FILED UNDER: Congress, Economics and Business, Taxes, US Politics, ,
Doug Mataconis
About Doug Mataconis
Doug Mataconis held a B.A. in Political Science from Rutgers University and J.D. from George Mason University School of Law. He joined the staff of OTB in May 2010 and contributed a staggering 16,483 posts before his retirement in January 2020. He passed far too young in July 2021.

Comments

  1. tom p says:

    “Don’t tell me you’re shocked.”

    no fair Doug. You took away my line….
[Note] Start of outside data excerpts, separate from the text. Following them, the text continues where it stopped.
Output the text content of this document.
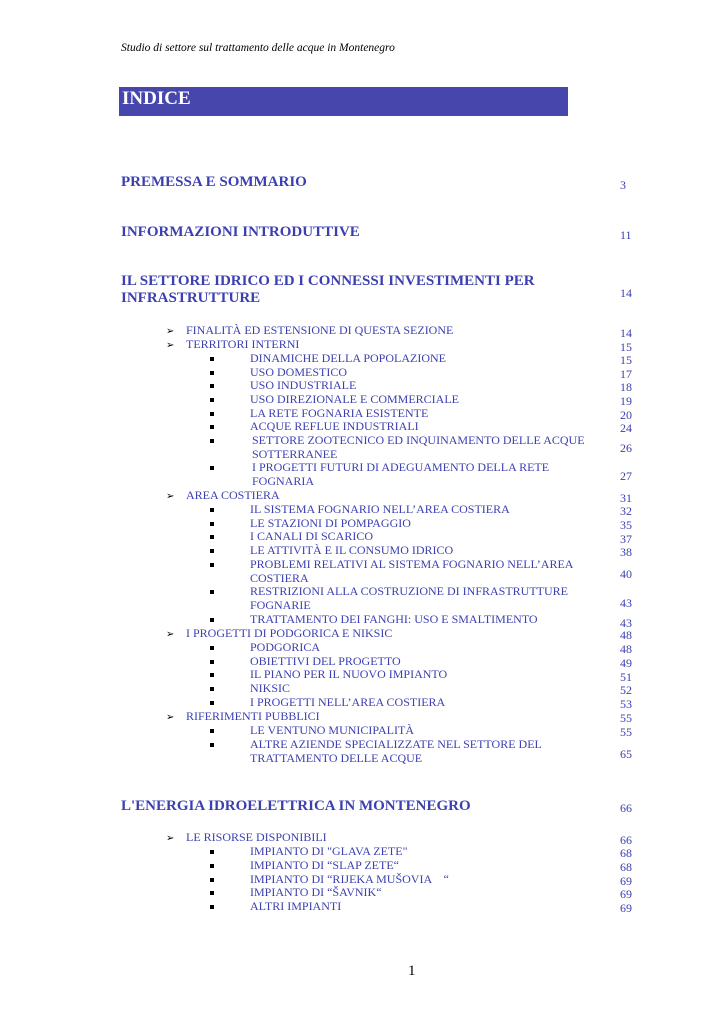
Studio di settore sul trattamento delle acque in Montenegro
INDICE
PREMESSA E SOMMARIO	3
INFORMAZIONI INTRODUTTIVE	11
IL SETTORE IDRICO ED I CONNESSI INVESTIMENTI PER INFRASTRUTTURE	14
➢ FINALITÀ ED ESTENSIONE DI QUESTA SEZIONE	14
➢ TERRITORI INTERNI	15
DINAMICHE DELLA POPOLAZIONE	15
USO DOMESTICO	17
USO INDUSTRIALE	18
USO DIREZIONALE E COMMERCIALE	19
LA RETE FOGNARIA ESISTENTE	20
ACQUE REFLUE INDUSTRIALI	24
SETTORE ZOOTECNICO ED INQUINAMENTO DELLE ACQUE SOTTERRANEE	26
I PROGETTI FUTURI DI ADEGUAMENTO DELLA RETE FOGNARIA	27
➢ AREA COSTIERA	31
IL SISTEMA FOGNARIO NELL’AREA COSTIERA	32
LE STAZIONI DI POMPAGGIO	35
I CANALI DI SCARICO	37
LE ATTIVITÀ E IL CONSUMO IDRICO	38
PROBLEMI RELATIVI AL SISTEMA FOGNARIO NELL’AREA COSTIERA	40
RESTRIZIONI ALLA COSTRUZIONE DI INFRASTRUTTURE FOGNARIE	43
TRATTAMENTO DEI FANGHI: USO E SMALTIMENTO	43
➢ I PROGETTI DI PODGORICA E NIKSIC	48
PODGORICA	48
OBIETTIVI DEL PROGETTO	49
IL PIANO PER IL NUOVO IMPIANTO	51
NIKSIC	52
I PROGETTI NELL’AREA COSTIERA	53
➢ RIFERIMENTI PUBBLICI	55
LE VENTUNO MUNICIPALITÀ	55
ALTRE AZIENDE SPECIALIZZATE NEL SETTORE DEL TRATTAMENTO DELLE ACQUE	65
L'ENERGIA IDROELETTRICA IN MONTENEGRO	66
➢ LE RISORSE DISPONIBILI	66
IMPIANTO DI "GLAVA ZETE"	68
IMPIANTO DI “SLAP ZETE“	68
IMPIANTO DI “RIJEKA MUŠOVIA    “	69
IMPIANTO DI “ŠAVNIK“	69
ALTRI IMPIANTI	69
1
  2. Patrick T. McGuire says:

    I’m shocked, SHOCKED, that there is politics going on in Washington!!!

  3. Boyd says:

    I think it’s disingenuous to base the article (and your subsequent post, Doug) almost entirely on Democratic input. We’re offered an extensive quote from a Democratic aide, and nothing comparable from the Republicans. Why wasn’t this Republican aide quoted? I’m sure there’s more rationale than merely “we want to keep a clean bill.”

    Of course, when that’s the story one wants to tell, skewing the reporting is the easiest way to do it.

  4. John Personna says:

    But don’t we now get to say “but you were against repeal before you were for it”?

  5. Herb says:

    “Why wasn’t this Republican aide quoted?”

    What, you expect them to come out and admit that they’re being cynical, stupid, run of the mill politicians? Here’s what the Republican aide will say: “add-in provisions.”

    I will admit that I’m not surprised. But then again, I saw this coming and voted mostly for Democrats this time around.

  6. Mithras says:

    The unfortunate thing is that, while the 1099 provision is a draconian way of going about it, the goal it was aimed at is worthwhile. While the U.S. tax system overall has a very high rate of compliance, the biggest area of the ‘tax gap” – underreporting of taxable income or overreporting of deductions – is in small business.

    A former assistant IRS commissioner said recently that given the deficit and the inability to raise rates, enforcement is the only thing the government can do to increase revenues. With or without the 1099 provision, what’s coming are an army of auditors. The 1099 provision just would have made their jobs easier.

  7. james says:

    Exhausted is the correct Statement

    Tax Code is reason for most Poverty, Gateway to your Wallet
    (They are now into the futher’s game, no one know’s the rules.
    This ship is now a Submarine.)

    Don’t think so look at the National Debt.

    It’s how the Ruling class perpetuate their power.
    (16000 New IRS Agents)

    I’m thinking sales tax, eliminate all subities, entitlements Department of Education, Energy,

    EPA, IRS these Kingdom’s need to be abolished !

    Ruling Class has special interest “Health Care, Retirement Fund, Sweetheart Deal’s”

  8. sookie says:

    >> It’s cynical, it’s stupid, and it’s politics as usual. Don’t tell me you’re shocked. <<

    As long as it's repealed I don't care who gets credit and the Dems certainly should take their knocks for it to begin with, which was beyond stupid..

  9. wr says:

    So James — As long as you want to eliminate the EPA, would you mind if I opened a toxic waste processing plant next door to your house?

  10. james says:

    Seems a little exstream, quid pro quo can I Drive my bull dozer…….

    It’s not a Atomic event, We have no toxic waste it all went over Seas remember,
    with the jobs.

  11. Scott says:

    The author of this rag seems to forget one thing. The democrats passed this poison pill into existance in a bill they did not read. Who is playing politics here bubba?